By quoting the example of the young nuns in the UK, I am not implying that the fulfilment could be found only in religious life. But what is striking for me in these individual stories is the emptiness and the yearning in the human heart – often aggravated by modern secularism, consumerism and individualism. If we are not wise in this context we might have peripheral enjoyment of being part of the party, but when the time of reckoning comes (even in the silence of our own hearts!) we find our lamps empty. We have missed the point. We have missed the climax of the celebration. We are not there when the bridegroom arrived and we find the doors shut. Because of our conditioning, through our own previous choices, we might find ourselves at a point of no return.
Lamps full: being ready to be surprised by God
Jesus once again uses a typical cultural practice from his time to come up with a parable for his listeners.
Marriage customs are very interesting across cultures. For example, among the Chagga people who live around Mount Kilimanjaro, in Tanzania, the bride is actually “stolen” at night by the bridegroom helped by his age mates. Usually, the girls would sleep in one hut, which is often the hut of the mother with the goats and sheep not far from them. The boy has to break into the right hut in the middle of the night and take the right girl – with whom he has previously agreed. If the boy touches a wrong person, he will have to pay a fine in addition to the bride-price that he will have to pay to the father of his bride.
Similarly, the custom that Jesus is using as his base goes this way: The bride would wait with her maids for the coming of the bridegroom. Normally he would arrive accompanied by his own companions, at dusk, soon after sun set, and take the bride to his own home accompanied by her entourage of her friends and relatives and then the wedding celebration would begin. The twist to the story in the parable of Mt 25 is that the bridegroom was late in arriving; he came only at midnight (Mt 25:6). And this was what caught the bridesmaids by surprise. When overtaken by life-events it is the wise who survive! When things don’t go as planned we fall back to our default mode of functioning. It is here that our previous choices and habits come into play. In a sense, when caught unawares, our authentic self is tested.

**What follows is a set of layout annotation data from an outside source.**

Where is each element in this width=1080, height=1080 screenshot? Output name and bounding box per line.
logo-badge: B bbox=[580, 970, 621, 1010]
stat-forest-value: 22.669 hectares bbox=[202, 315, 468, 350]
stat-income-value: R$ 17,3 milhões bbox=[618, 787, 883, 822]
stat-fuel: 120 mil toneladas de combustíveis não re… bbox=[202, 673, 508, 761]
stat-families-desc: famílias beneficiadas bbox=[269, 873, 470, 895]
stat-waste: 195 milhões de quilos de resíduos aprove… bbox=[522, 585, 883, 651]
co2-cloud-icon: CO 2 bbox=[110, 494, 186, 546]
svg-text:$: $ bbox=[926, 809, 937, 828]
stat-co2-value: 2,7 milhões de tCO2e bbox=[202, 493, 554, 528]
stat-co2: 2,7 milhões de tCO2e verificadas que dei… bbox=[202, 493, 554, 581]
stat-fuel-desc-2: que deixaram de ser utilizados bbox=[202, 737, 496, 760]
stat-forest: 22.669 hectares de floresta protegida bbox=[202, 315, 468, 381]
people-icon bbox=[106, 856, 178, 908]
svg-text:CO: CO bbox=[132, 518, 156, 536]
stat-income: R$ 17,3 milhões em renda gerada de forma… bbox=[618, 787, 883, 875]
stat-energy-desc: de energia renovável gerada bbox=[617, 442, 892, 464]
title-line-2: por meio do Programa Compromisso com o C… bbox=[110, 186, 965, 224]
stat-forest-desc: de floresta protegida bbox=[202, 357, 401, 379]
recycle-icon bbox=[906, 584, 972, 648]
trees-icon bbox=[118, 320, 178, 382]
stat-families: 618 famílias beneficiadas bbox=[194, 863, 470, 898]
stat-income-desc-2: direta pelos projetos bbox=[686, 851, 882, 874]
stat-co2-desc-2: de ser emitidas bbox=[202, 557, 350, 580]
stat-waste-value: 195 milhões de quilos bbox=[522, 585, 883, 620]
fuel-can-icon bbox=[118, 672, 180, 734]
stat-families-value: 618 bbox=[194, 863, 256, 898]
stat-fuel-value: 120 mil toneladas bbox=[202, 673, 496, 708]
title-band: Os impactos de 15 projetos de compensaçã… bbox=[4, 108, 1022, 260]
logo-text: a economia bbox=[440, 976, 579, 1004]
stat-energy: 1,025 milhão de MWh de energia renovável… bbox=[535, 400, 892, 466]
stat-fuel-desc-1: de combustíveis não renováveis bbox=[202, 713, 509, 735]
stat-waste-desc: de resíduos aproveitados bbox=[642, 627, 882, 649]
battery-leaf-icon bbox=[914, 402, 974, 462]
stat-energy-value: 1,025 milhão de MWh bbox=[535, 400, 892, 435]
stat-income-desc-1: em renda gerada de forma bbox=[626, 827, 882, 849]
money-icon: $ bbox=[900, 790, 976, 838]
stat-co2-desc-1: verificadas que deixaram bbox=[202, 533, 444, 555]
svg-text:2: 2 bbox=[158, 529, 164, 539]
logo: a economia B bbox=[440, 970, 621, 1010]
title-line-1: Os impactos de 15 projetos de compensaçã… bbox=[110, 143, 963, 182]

What could this mean in the large scheme of the Gospels and the mission of Jesus?
Our God is a God of surprises. Having oil for the lamps is the human willingness to await the grace of God, to be surprised by Him. Of course individuals have to make their own choice of free will – by building appropriate virtues and strengths. Others cannot give them the oil, though they could offer an indication of where to find the oil (Mt 25:9). Expecting to receive oil from others in the last minute is like wanting others to love God instead of me. We are ultimately responsible for our own personal choices.
Again, words are not enough. “Lord, Lord, open to us” does not seem to work (Mt 25:11; also Mt 7:21-23). It is the heart that matters. Do I really want to respond meaningfully to that deep desire in my heart for God? What choices am I making towards building strengths to be open to the God of surprises, so that the thirst of my soul may be fulfilled?